After returning home, Georgia asked if anyone might be available to be a “dishwashing fairy”, a small, practical support that would allow both her and Mitch to remain in the sacred underworld space of grief.


A few days later, on a cold morning, I knocked on their front door. Hearing nothing but knowing they were expecting me, I let myself in. The space was still and hushed, dimly lit. At the end of the corridor, I could just make out the shapes of my friends curled up together on a mattress in front of the fire, the curtains drawn, the skylight covered by a sheet.

In the kitchen, there was evidence of meals made by friends and many cups of tea, and I pottered around, sorting and tidying.


I’m not sure how much time passed—maybe an hour or so—before I heard stirrings in the next room. I put the kettle on and poked my head around the corner to announce myself, in case they hadn’t realised I was there. I could feel my own uncertainty, wondering if my presence would be an intrusion, but they greeted me warmly from the bed. When the tea had brewed, we drank it together in the cocooned living room, Georgia and Mitch sharing about the hours surrounding Lily’s birth and the days since. They showed me the altar where Lily was safely laid in a box, surrounded by objects of care, love, and protection.
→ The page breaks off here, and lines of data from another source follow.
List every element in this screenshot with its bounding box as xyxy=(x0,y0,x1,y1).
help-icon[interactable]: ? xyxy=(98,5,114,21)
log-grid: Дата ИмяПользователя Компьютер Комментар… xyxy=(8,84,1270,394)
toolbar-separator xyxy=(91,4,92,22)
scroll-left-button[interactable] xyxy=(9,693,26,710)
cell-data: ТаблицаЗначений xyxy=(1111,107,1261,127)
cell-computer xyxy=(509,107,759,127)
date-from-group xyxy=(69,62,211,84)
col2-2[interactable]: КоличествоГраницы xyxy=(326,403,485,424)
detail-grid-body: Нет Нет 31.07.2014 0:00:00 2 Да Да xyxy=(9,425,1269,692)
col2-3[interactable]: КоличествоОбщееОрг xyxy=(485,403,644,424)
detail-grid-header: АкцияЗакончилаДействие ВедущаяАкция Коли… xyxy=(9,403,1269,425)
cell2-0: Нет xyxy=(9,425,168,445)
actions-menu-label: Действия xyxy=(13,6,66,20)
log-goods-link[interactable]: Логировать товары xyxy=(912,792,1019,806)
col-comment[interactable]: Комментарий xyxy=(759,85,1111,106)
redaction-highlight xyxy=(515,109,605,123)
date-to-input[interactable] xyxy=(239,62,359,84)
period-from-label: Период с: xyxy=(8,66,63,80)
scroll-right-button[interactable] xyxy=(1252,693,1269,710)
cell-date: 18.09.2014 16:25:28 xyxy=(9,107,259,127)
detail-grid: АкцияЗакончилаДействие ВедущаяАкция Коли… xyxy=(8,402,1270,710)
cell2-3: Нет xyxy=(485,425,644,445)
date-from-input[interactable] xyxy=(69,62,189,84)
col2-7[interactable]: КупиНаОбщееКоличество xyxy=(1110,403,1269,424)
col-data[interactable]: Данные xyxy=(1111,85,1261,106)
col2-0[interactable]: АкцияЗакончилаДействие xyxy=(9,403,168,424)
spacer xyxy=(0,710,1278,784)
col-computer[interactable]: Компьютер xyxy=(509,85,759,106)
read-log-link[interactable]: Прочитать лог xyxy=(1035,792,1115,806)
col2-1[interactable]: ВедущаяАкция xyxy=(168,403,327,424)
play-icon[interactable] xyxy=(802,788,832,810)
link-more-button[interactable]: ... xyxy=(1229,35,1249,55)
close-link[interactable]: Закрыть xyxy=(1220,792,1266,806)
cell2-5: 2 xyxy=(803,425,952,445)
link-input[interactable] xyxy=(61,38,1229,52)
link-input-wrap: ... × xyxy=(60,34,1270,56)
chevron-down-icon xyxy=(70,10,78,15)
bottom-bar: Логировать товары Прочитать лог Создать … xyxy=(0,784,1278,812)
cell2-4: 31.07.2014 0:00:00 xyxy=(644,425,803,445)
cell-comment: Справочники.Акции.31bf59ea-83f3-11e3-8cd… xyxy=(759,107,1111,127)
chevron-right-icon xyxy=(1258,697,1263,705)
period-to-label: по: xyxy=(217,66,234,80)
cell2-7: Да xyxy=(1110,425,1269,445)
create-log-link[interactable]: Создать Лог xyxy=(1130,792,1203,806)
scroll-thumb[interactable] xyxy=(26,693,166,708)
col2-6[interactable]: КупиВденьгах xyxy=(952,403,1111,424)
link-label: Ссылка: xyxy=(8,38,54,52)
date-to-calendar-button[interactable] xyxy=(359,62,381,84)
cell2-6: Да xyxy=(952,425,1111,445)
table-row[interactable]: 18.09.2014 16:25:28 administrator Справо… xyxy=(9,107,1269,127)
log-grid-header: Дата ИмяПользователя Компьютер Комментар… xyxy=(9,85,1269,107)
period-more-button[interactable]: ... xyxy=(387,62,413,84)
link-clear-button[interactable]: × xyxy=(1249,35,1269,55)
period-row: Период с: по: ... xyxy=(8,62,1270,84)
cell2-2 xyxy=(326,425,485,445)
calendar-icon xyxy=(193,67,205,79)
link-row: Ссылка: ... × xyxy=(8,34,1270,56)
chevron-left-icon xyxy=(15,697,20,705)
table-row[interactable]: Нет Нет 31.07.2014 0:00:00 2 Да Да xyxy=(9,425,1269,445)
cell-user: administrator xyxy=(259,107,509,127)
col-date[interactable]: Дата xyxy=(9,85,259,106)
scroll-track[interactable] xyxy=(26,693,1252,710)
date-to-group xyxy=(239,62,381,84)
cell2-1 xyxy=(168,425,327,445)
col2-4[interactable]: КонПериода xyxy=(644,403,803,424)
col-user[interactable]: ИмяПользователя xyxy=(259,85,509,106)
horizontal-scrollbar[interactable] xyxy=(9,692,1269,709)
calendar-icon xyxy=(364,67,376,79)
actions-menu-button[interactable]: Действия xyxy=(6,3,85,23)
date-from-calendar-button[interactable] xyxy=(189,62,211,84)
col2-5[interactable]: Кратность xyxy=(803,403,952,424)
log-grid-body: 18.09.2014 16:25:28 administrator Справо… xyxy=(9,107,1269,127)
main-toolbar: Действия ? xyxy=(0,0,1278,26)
After a while, Mitch showered and Georgia felt hungry. She asked if I could make some warm, brothy congee from leftover rice on the stove.

It was early afternoon by the time I left, and I sat for a minute in the driveway, allowing the morning to settle within me. Alongside the ache for my friends, there was a feeling of deep gratitude—to have been invited into the intimacy of their grief, to have been allowed to witness that raw, private place so often kept hidden from the outside world until pain is at a safer, neater distance.


I was moved by Georgia and Mitch’s instinctive response to their grief: the closing of the curtains, the dimming of the lights, their quiet refusal to return to everyday life or to ‘tidy’ themselves up for guests. It brought to mind Auden’s Funeral Blues, and the appropriateness of the voice that orders us to “stop all the clocks, cut off the telephone” when someone we love dies.


I still feel the precious gift these friends offered those around them in the days after Lily died. Their deep authenticity, their capacity to ask for help and to receive it, and their invitation for us to witness them in the midst of their grief have woven them more deeply into their ‘village’ and created space for us all to do the same.